In this presentation, we will look at the requirements of next generation higher power ORv3 power supplies and HVDC power shelves, which will help increase rack payload and power density yet again, while supporting key design requirements ranging from hot swapability to battery backup. Among the topics covered during the session will be an update on key design specifications and design considerations, as well as the most recent ORv3 technologies – including power supplies, power shelves, shelf controllers and battery backup solutions. We will also explore the next Generation Rack and Power roadmaps.
As the power consumption of each high densigy AI server rack goes higher and higher, the design of the cabinet can no longer only consider a signle AI server rack, but must also take the power cabinet and even the cooling cabinet into consideration. This presentation will introduce a rack architecture to integrate the AI server rack with power loop and cooling loop.

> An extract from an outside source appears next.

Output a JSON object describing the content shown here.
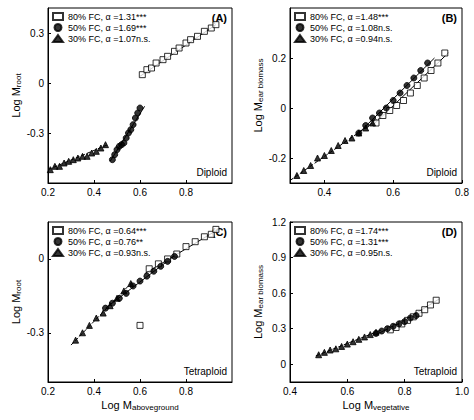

The ORV3 OCP ecosystem currently lacks robust protection for the rack-loaded lifecycle in ship-loadable packaging. This presentation will highlight the innovative packaging solution developed to ensure safe transport of a fully-loaded ORV3 system. We will delve into the design considerations that maintain both rack protection and cost-efficiency. Additionally, we will provide an overview of the extensive testing conducted to validate the system’s resilience and ensure the protection of the rack and equipment from transportation-related impacts.
This presentation offers a comprehensive overview of key accessories in the ORv3 ecosystem, highlighting two main areas: the 19” adapter and cabling & airflow management solutions. We will introduce essential components, including the 19” adapter rail, cable management arm, blanking panels, side skirts, and side expanders, detailing their design and benefits for the community. Additionally, the session will explore the extensive testing conducted on these accessories. These solutions are crucial for modern data centres, offering flexible, efficient, and organized approaches to infrastructure management.